Ad Aprile uscirà pertanto il primo lavoro ufficiale intitolato Living On A Fast Lane. Sin dall’apertura si nota un’immenso amore per l’hard rock di qualità, granitico e graffiante, infarcito di melodie radiofoniche e riff che passano dagli anni ottanta, per i novanta e arrivando al rock odierno.
La produzione è veramente pulita e mette in perfetto equilibrio tutti gli strumenti, dando il giusto spazio ad ogni componente, risultando moderna ed estremamente professionale.
Non è difficile sentire il marchio di fabbrica degli AC/DC nei riff di Get Ready e Black Widow, il grande hard n roll stradaiolo e da party di Hellfire Rock, veramente ruffiano e godereccio, ma anche i Nickelback in Don’t Need You. Quest’ultimo accostamento è dovuto forse più alla voce di Michael Gildner che ricorda veramente tanto quella di Chad Kroeger.

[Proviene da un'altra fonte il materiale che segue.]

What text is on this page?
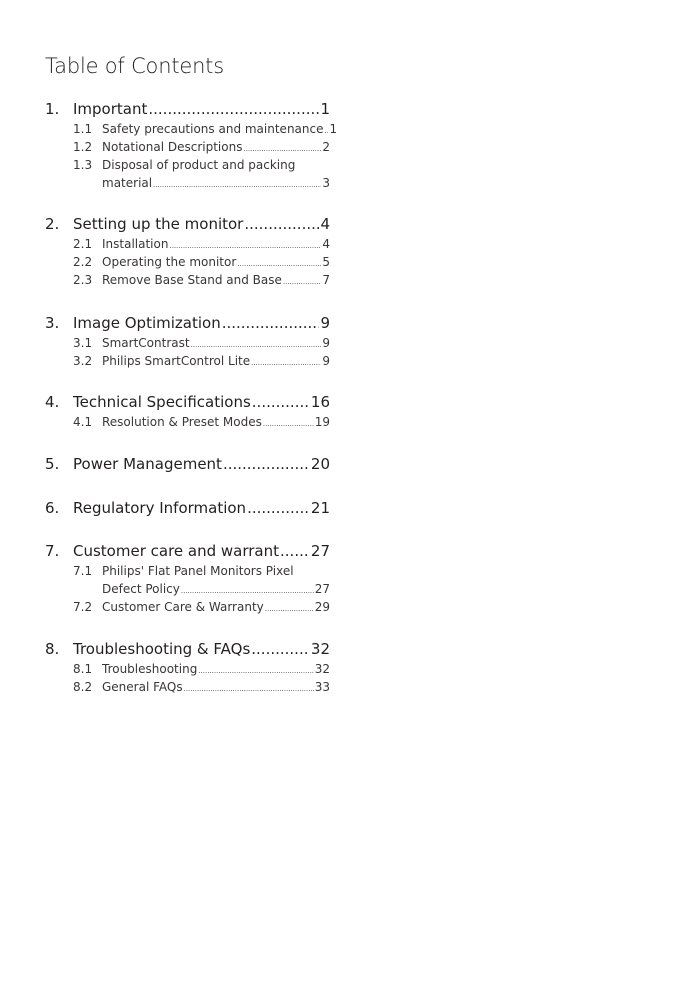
Table of Contents
1. Important .....	1
1.1 Safety precautions and maintenance ..... 1
1.2 Notational Descriptions .....	2
1.3 Disposal of product and packing
material .....	3
2. Setting up the monitor .....	4
2.1 Installation .....	4
2.2 Operating the monitor .....	5
2.3 Remove Base Stand and Base .....	7
3. Image Optimization .....	9
3.1 SmartContrast .....	9
3.2 Philips SmartControl Lite .....	9
4. Technical Specifications .....	16
4.1 Resolution & Preset Modes .....	19
5. Power Management .....	20
6. Regulatory Information .....	21
7. Customer care and warrant ..... 27
7.1 Philips' Flat Panel Monitors Pixel
Defect Policy .....	27
7.2 Customer Care & Warranty .....	29
8. Troubleshooting & FAQs .....	32
8.1 Troubleshooting .....	32
8.2 General FAQs .....	33
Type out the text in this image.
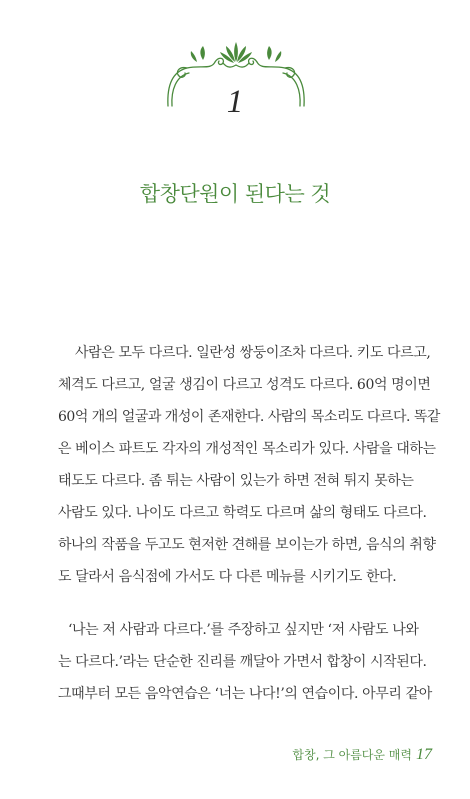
1
합창단원이 된다는 것
사람은 모두 다르다. 일란성 쌍둥이조차 다르다. 키도 다르고,
체격도 다르고, 얼굴 생김이 다르고 성격도 다르다. 60억 명이면
60억 개의 얼굴과 개성이 존재한다. 사람의 목소리도 다르다. 똑같
은 베이스 파트도 각자의 개성적인 목소리가 있다. 사람을 대하는
태도도 다르다. 좀 튀는 사람이 있는가 하면 전혀 튀지 못하는
사람도 있다. 나이도 다르고 학력도 다르며 삶의 형태도 다르다.
하나의 작품을 두고도 현저한 견해를 보이는가 하면, 음식의 취향
도 달라서 음식점에 가서도 다 다른 메뉴를 시키기도 한다.
‘나는 저 사람과 다르다.’를 주장하고 싶지만 ‘저 사람도 나와
는 다르다.’라는 단순한 진리를 깨달아 가면서 합창이 시작된다.
그때부터 모든 음악연습은 ‘너는 나다!’의 연습이다. 아무리 같아
합창, 그 아름다운 매력 17
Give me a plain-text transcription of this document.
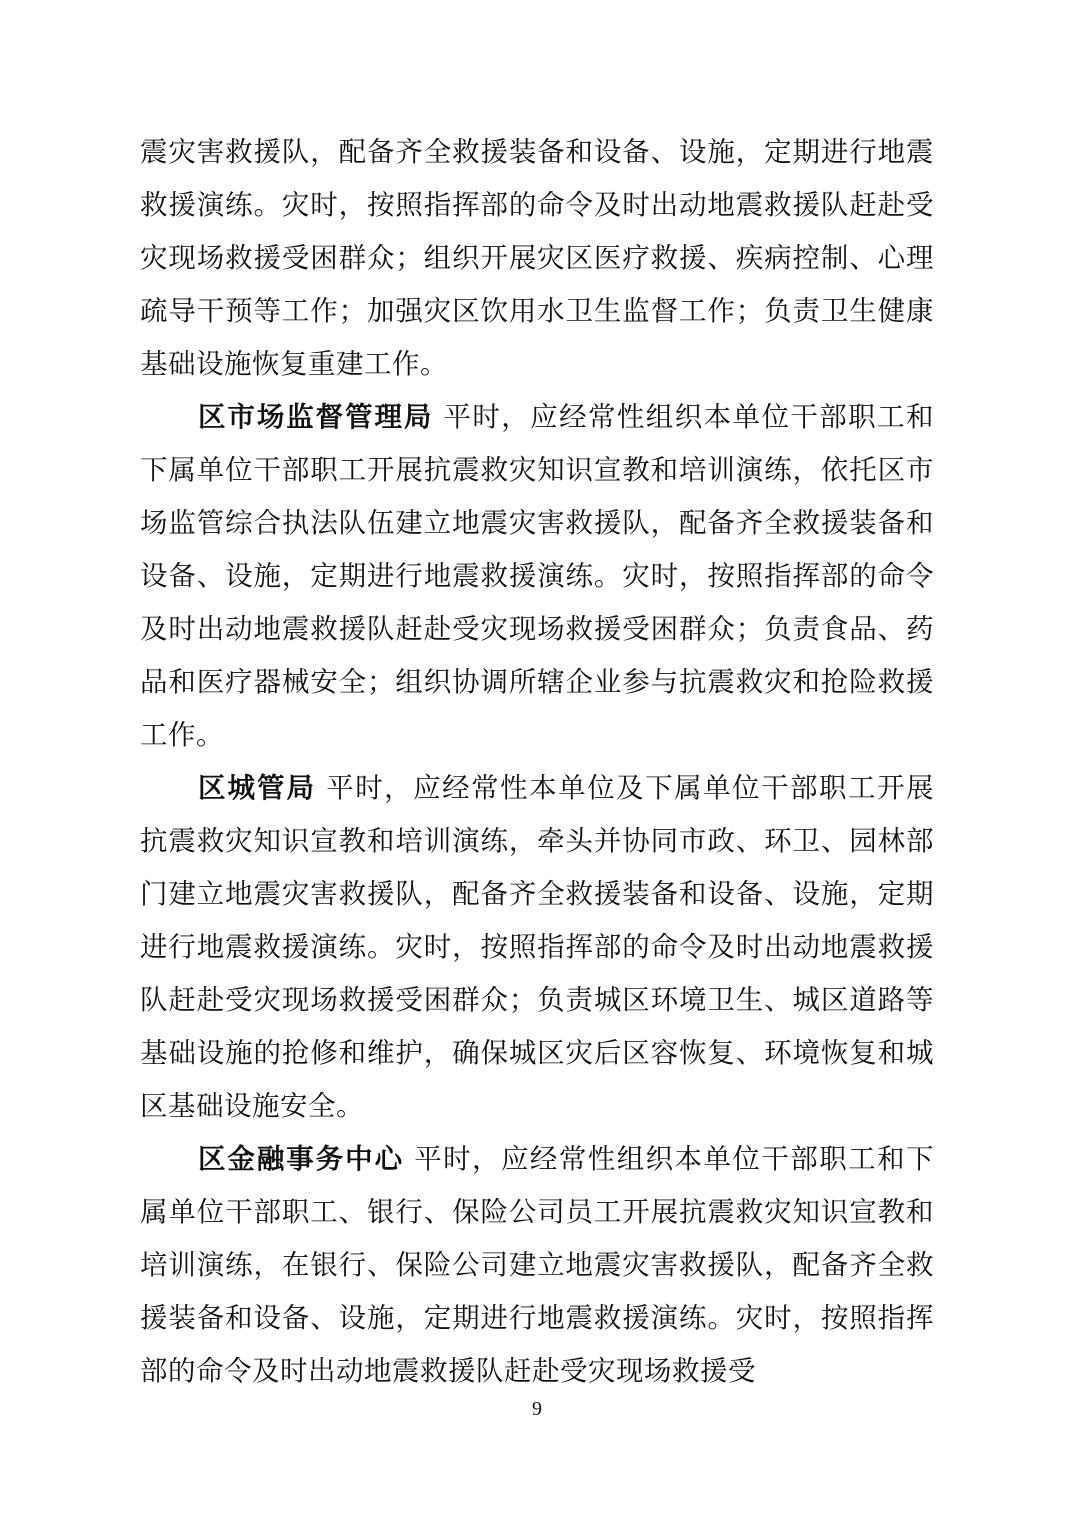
震灾害救援队，配备齐全救援装备和设备、设施，定期进行地震救援演练。灾时，按照指挥部的命令及时出动地震救援队赶赴受灾现场救援受困群众；组织开展灾区医疗救援、疾病控制、心理疏导干预等工作；加强灾区饮用水卫生监督工作；负责卫生健康基础设施恢复重建工作。

区市场监督管理局 平时，应经常性组织本单位干部职工和下属单位干部职工开展抗震救灾知识宣教和培训演练，依托区市场监管综合执法队伍建立地震灾害救援队，配备齐全救援装备和设备、设施，定期进行地震救援演练。灾时，按照指挥部的命令及时出动地震救援队赶赴受灾现场救援受困群众；负责食品、药品和医疗器械安全；组织协调所辖企业参与抗震救灾和抢险救援工作。

区城管局 平时，应经常性本单位及下属单位干部职工开展抗震救灾知识宣教和培训演练，牵头并协同市政、环卫、园林部门建立地震灾害救援队，配备齐全救援装备和设备、设施，定期进行地震救援演练。灾时，按照指挥部的命令及时出动地震救援队赶赴受灾现场救援受困群众；负责城区环境卫生、城区道路等基础设施的抢修和维护，确保城区灾后区容恢复、环境恢复和城区基础设施安全。

区金融事务中心 平时，应经常性组织本单位干部职工和下属单位干部职工、银行、保险公司员工开展抗震救灾知识宣教和培训演练，在银行、保险公司建立地震灾害救援队，配备齐全救援装备和设备、设施，定期进行地震救援演练。灾时，按照指挥部的命令及时出动地震救援队赶赴受灾现场救援受

9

Validissime Turn On The Lights e  Hard Way Down con il loro sapore hard/metal, veloci e potenti per scuotere la testa sotto palco, mentre è più prettamente heavy Take Me Down con una bella linea melodica tutta da cantare. Living On A Fast Lane si mantiene mediamente su buoni livelli, pochi cali di tensione rendono molto valido il risultato globale, anche nell’immancabile ballata Nothing But You.
Per tutti gli amanti dell’Hard Rock raffinato e grintoso.